Now, having already topped the Amazon best-seller lists, her tomes are also giving a massive boost in global sales for high-quality pencils, as colouring-in fans compete to make masterpieces of their work.
Far from being a casualty themselves of the digital age, pencil manufacturers are now struggling to cope with demand, with Faber Castell, the world’s largest wood pencil manufacturer, revealing last week that it was now having to run extra shifts at its factories.
“People like colouring-in because they are fed up with digital,” Basford, 32, told The Sunday Telegraph. “There is something nice about picking up a pencil and a pen. You are not going to get interrupted by Twitter, and there is also a childhood nostalgia element to it. The last time you did a bit of colouring in, you probably weren’t about thinking about mortgage or Brexit.”
Rather like other recent middle-class crazes like allotments, ukulele playing, and home-brewing and baking, colouring-in appeals to a nostalgia for a simpler, analogue era.
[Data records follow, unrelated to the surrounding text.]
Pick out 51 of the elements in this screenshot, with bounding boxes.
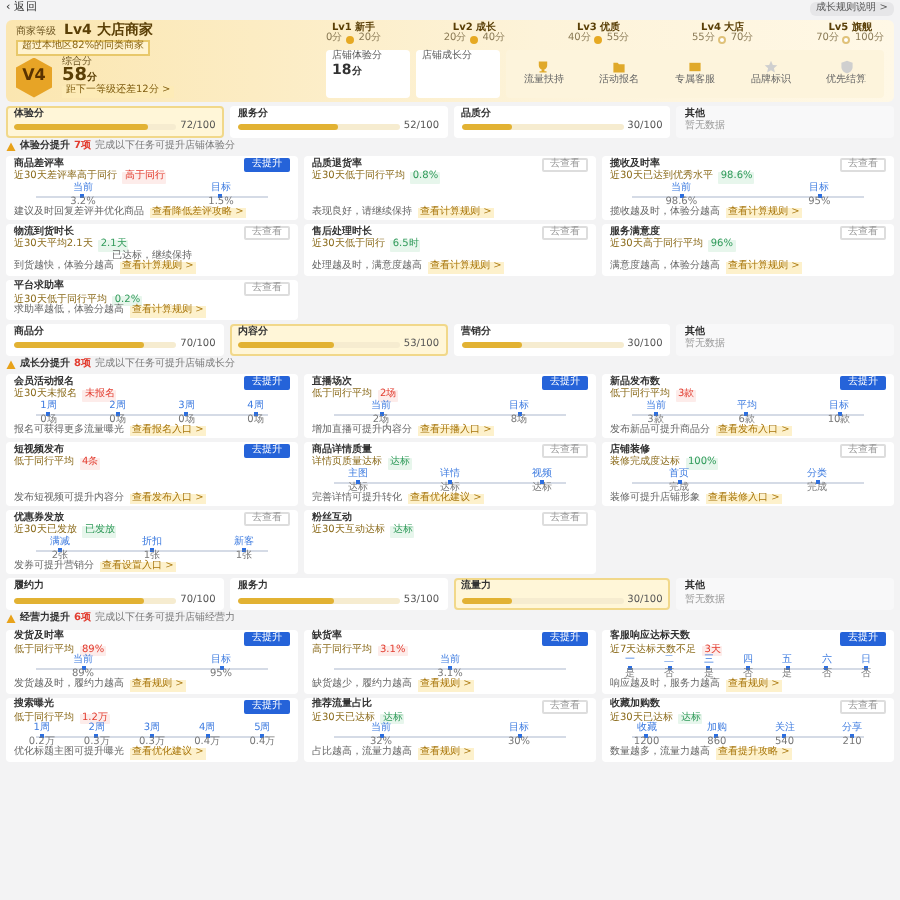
point-marker: [714, 734, 719, 739]
point-marker: [115, 411, 120, 416]
point-marker: [150, 547, 154, 552]
point-marker: [39, 734, 44, 739]
warning-icon: [6, 614, 16, 625]
point-marker: [864, 666, 869, 671]
point-marker: [644, 734, 649, 739]
point-marker: [58, 547, 62, 552]
point-marker: [837, 411, 842, 416]
point-marker: [824, 666, 829, 671]
point-marker: [218, 193, 223, 198]
level-badge: V4: [16, 57, 52, 98]
point-marker: [46, 411, 51, 416]
point-marker: [653, 411, 658, 416]
point-marker: [219, 666, 223, 671]
point-marker: [817, 193, 822, 198]
point-marker: [815, 479, 819, 484]
point-marker: [540, 479, 544, 484]
point-marker: [745, 666, 750, 671]
envelope-icon[interactable]: [687, 59, 702, 74]
point-marker: [260, 734, 265, 739]
cup-icon[interactable]: [536, 59, 551, 74]
point-marker: [447, 666, 452, 671]
point-marker: [850, 734, 855, 739]
point-marker: [785, 666, 790, 671]
point-marker: [744, 411, 749, 416]
point-marker: [80, 193, 85, 198]
point-marker: [184, 411, 189, 416]
point-marker: [679, 193, 684, 198]
point-marker: [667, 666, 672, 671]
warning-icon: [6, 141, 16, 152]
point-marker: [149, 734, 154, 739]
point-marker: [356, 479, 360, 484]
point-marker: [517, 734, 521, 739]
star-icon[interactable]: [763, 59, 778, 74]
shield-icon[interactable]: [839, 59, 854, 74]
point-marker: [253, 411, 258, 416]
point-marker: [379, 411, 383, 416]
folder-icon[interactable]: [612, 59, 627, 74]
warning-icon: [6, 359, 16, 370]
point-marker: [706, 666, 711, 671]
point-marker: [677, 479, 681, 484]
point-marker: [517, 411, 521, 416]
point-marker: [448, 479, 452, 484]
point-marker: [379, 734, 383, 739]
point-marker: [782, 734, 787, 739]
point-marker: [94, 734, 99, 739]
point-marker: [205, 734, 210, 739]
point-marker: [81, 666, 85, 671]
point-marker: [242, 547, 246, 552]
point-marker: [627, 666, 632, 671]
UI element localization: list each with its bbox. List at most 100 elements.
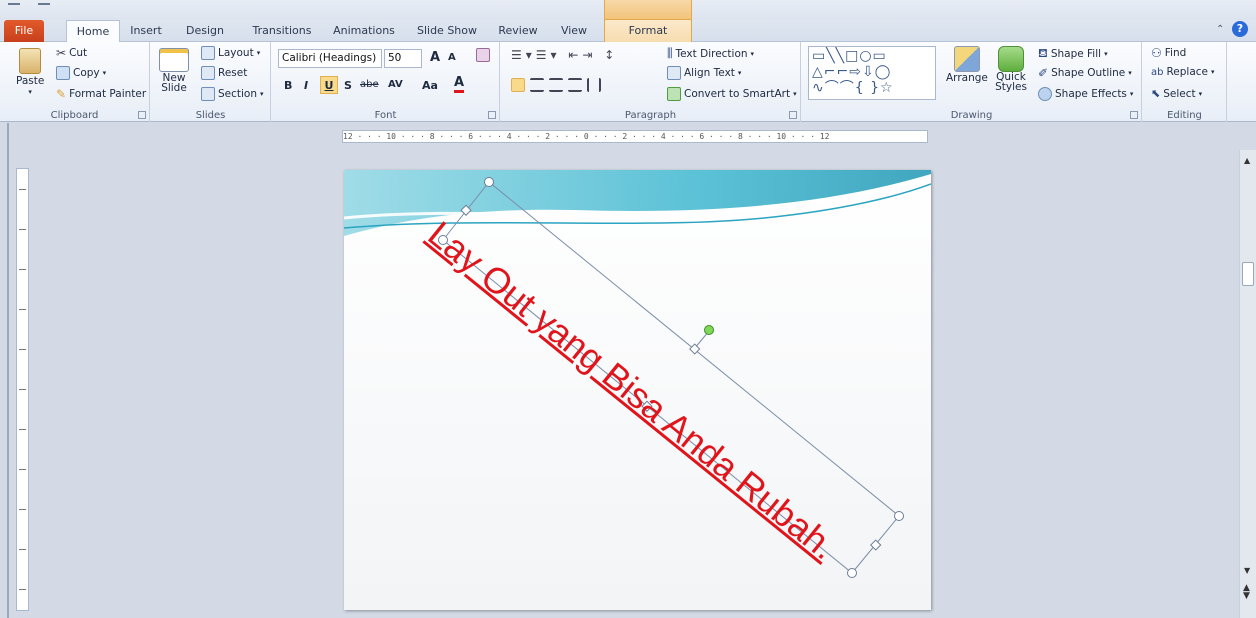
dialog-launcher-icon[interactable] [488,111,496,119]
group-label-paragraph: Paragraph [624,110,677,121]
resize-handle[interactable] [484,177,494,187]
shrink-font-button[interactable]: A [448,52,456,63]
group-paragraph: ☰▾☰▾ ⇤⇥ ↕ ⫼ Text Direction ▾ Align Text ▾ … [501,42,801,122]
shadow-button[interactable]: S [344,79,352,92]
page-navigation-icon[interactable]: ▲ ▼ [1243,584,1250,601]
dialog-launcher-icon[interactable] [138,111,146,119]
tab-home[interactable]: Home [66,20,120,43]
group-label-font: Font [374,110,397,121]
justify-icon[interactable] [568,78,582,92]
replace-icon: ab [1151,66,1164,78]
scroll-thumb[interactable] [1242,262,1254,286]
find-button[interactable]: ⚇ Find [1151,46,1186,60]
quick-access-toolbar[interactable] [8,3,50,9]
arrange-icon [953,46,980,72]
group-clipboard: Paste ▾ ✂ Cut Copy ▾ ✎ Format Painter Cl… [0,42,150,122]
shape-effects-button[interactable]: Shape Effects ▾ [1038,87,1133,101]
scroll-up-icon[interactable]: ▲ [1244,156,1250,165]
dialog-launcher-icon[interactable] [789,111,797,119]
resize-handle[interactable] [894,511,904,521]
group-drawing: ▭╲╲□○▭ △⌐⌐⇨⇩◯ ∿⌒⌒{ }☆ Arrange Quick Styles… [802,42,1142,122]
section-icon [201,87,215,101]
clear-formatting-button[interactable] [476,48,490,62]
paste-icon [19,48,42,74]
drawing-tools-context-header [604,0,692,20]
minimize-ribbon-icon[interactable]: ⌃ [1216,24,1226,35]
group-label-editing: Editing [1167,110,1202,121]
arrange-button[interactable]: Arrange [946,46,988,84]
cursor-icon: ⬉ [1151,87,1161,100]
character-spacing-button[interactable]: AV [388,79,403,90]
eraser-icon [476,48,490,62]
strikethrough-button[interactable]: abe [360,79,379,90]
text-direction-button[interactable]: ⫼ Text Direction ▾ [667,46,754,61]
group-label-drawing: Drawing [950,110,993,121]
section-button[interactable]: Section ▾ [201,87,264,101]
grow-font-button[interactable]: A [430,50,440,65]
tab-slide-show[interactable]: Slide Show [410,20,484,42]
quick-styles-button[interactable]: Quick Styles [992,46,1030,92]
quick-styles-icon [998,46,1024,72]
chevron-down-icon: ▾ [28,88,32,96]
shape-outline-button[interactable]: ✐ Shape Outline ▾ [1038,66,1132,80]
help-icon[interactable]: ? [1232,21,1248,37]
font-name-combo[interactable]: Calibri (Headings) [278,49,382,68]
group-label-slides: Slides [195,110,226,121]
change-case-button[interactable]: Aa [422,79,438,92]
shape-fill-button[interactable]: ⛾ Shape Fill ▾ [1038,46,1108,62]
list-buttons[interactable]: ☰▾☰▾ ⇤⇥ ↕ [511,48,618,62]
reset-button[interactable]: Reset [201,66,247,80]
text-direction-icon: ⫼ [667,46,673,60]
align-left-icon[interactable] [511,78,525,92]
paint-bucket-icon: ⛾ [1038,46,1048,60]
vertical-ruler [16,168,29,611]
pane-splitter[interactable] [7,123,9,618]
copy-button[interactable]: Copy ▾ [56,66,106,80]
group-font: Calibri (Headings) 50 A A B I U S abe AV… [272,42,500,122]
italic-button[interactable]: I [304,79,308,92]
layout-icon [201,46,215,60]
rotate-handle[interactable] [704,325,714,335]
alignment-buttons[interactable] [511,78,601,92]
chevron-down-icon: ▾ [102,69,107,77]
paste-button[interactable]: Paste ▾ [16,48,44,96]
tab-design[interactable]: Design [178,20,232,42]
convert-smartart-button[interactable]: Convert to SmartArt ▾ [667,87,797,101]
dialog-launcher-icon[interactable] [1130,111,1138,119]
underline-button[interactable]: U [320,76,338,94]
group-slides: New Slide Layout ▾ Reset Section ▾ Slides [151,42,271,122]
tab-view[interactable]: View [554,20,594,42]
binoculars-icon: ⚇ [1151,46,1162,60]
tab-file[interactable]: File [4,20,44,42]
align-right-icon[interactable] [549,78,563,92]
vertical-scrollbar[interactable]: ▲ ▼ ▲ ▼ [1239,150,1256,618]
pen-icon: ✐ [1038,66,1049,80]
tab-review[interactable]: Review [494,20,542,42]
tab-format[interactable]: Format [604,20,692,42]
select-button[interactable]: ⬉ Select ▾ [1151,87,1202,100]
smartart-icon [667,87,681,101]
scroll-down-icon[interactable]: ▼ [1244,566,1250,575]
tab-transitions[interactable]: Transitions [246,20,318,42]
align-text-button[interactable]: Align Text ▾ [667,66,741,80]
bold-button[interactable]: B [284,79,292,92]
align-center-icon[interactable] [530,78,544,92]
font-color-button[interactable]: A [454,76,465,93]
columns-icon[interactable] [587,78,601,92]
format-painter-button[interactable]: ✎ Format Painter [56,87,146,101]
replace-button[interactable]: ab Replace ▾ [1151,66,1215,78]
layout-button[interactable]: Layout ▾ [201,46,260,60]
tab-animations[interactable]: Animations [328,20,400,42]
group-label-clipboard: Clipboard [50,110,99,121]
shapes-gallery[interactable]: ▭╲╲□○▭ △⌐⌐⇨⇩◯ ∿⌒⌒{ }☆ [808,46,936,100]
shape-effects-icon [1038,87,1052,101]
ribbon: Paste ▾ ✂ Cut Copy ▾ ✎ Format Painter Cl… [0,42,1256,122]
horizontal-ruler: 12 · · · 10 · · · 8 · · · 6 · · · 4 · · … [342,130,928,143]
align-text-icon [667,66,681,80]
new-slide-button[interactable]: New Slide [159,48,189,93]
tab-insert[interactable]: Insert [124,20,168,42]
new-slide-icon [159,48,189,72]
font-size-combo[interactable]: 50 [384,49,422,68]
cut-button[interactable]: ✂ Cut [56,46,87,60]
title-bar [0,0,1256,20]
However, while it might be healthier than tucking into a home-made sponge cake inspired by the Great British Bake Off, there is still an element of a guilty pleasure to it.
For not everyone approves of university-educated adults dedicating their spare hours to a pastime that – in the view of critics anyway – ranks somewhere below puzzler books and Ludo.
Leading the chorus of disapproval is the comedian Russell Brand, who produced a recent sketch entitled Adult Colouring Books: Is This the Apocalypse?
“What has turned us into terrified divs that want to live in childish stupors?” he raged, accusing colouring-in fans of being scared of the modern world.
Indeed, according to Basford, 32, even her own publishers had doubts when she first suggested the idea to them five years ago.
At the time, the Aberdeenshire-based artist was working as a commercial illustrator, doing hand-designed drawings for companies including champagne and perfume brands.
“I used to do all my work in black and white, and some of my clients used to joke about how they would like to take them home and colour them in,” she says. “I was then asked to do a children’s colouring book, and I said ‘how about doing an adults’ one as well?’. They were a bit tentative, but eventually they went for it, and printed 13,000 copies that sold out within a few weeks.
Basford’s first three books of drawings – some of which can take three days to produce – have now sold some 16-million copies worldwide, with three million alone in China. A new one, Magical Jungle will generate excitement worthy of a best-selling novel when it comes out in April, and her work is also generating all manner of spin-off versions.
There are now colouring books for fans of Game of Thrones, Sherlock Holmes and Dr Who, as well as a Tattoo Colouring Book and even a Corbyn Colouring Book. It features the Labour leader in various guises including as a soccer star, the Mona Lisa, and Moses parting the Red Sea.
Meanwhile, “colouring-in” clubs have formed worldwide, meeting in cafes and online to compare their works, and keeping the lead in the pencil of the stationery industry.
Carlotta Lein, a spokesman for the Bavaria-based Faber Castell, says: “We have noticed the effects of the colouring trend very strongly. Colouring doesn’t require artistic training to get started yet offers a great sense of accomplishment when finishing a piece.”
Basford adds: “Colouring-in fans just love their pens and pencils, they become real artists. I get messages from people in New Zealand and Australia saying there are big shortages now. It’s really nice that something I was passionate about is now shared worldwide.”
And what about detractors like Brand? “It’s a case of whatever makes you happy, there’s no right or wrong about it,” she says. “Who knows, maybe he just hasn’t found the right colouring-in book yet.”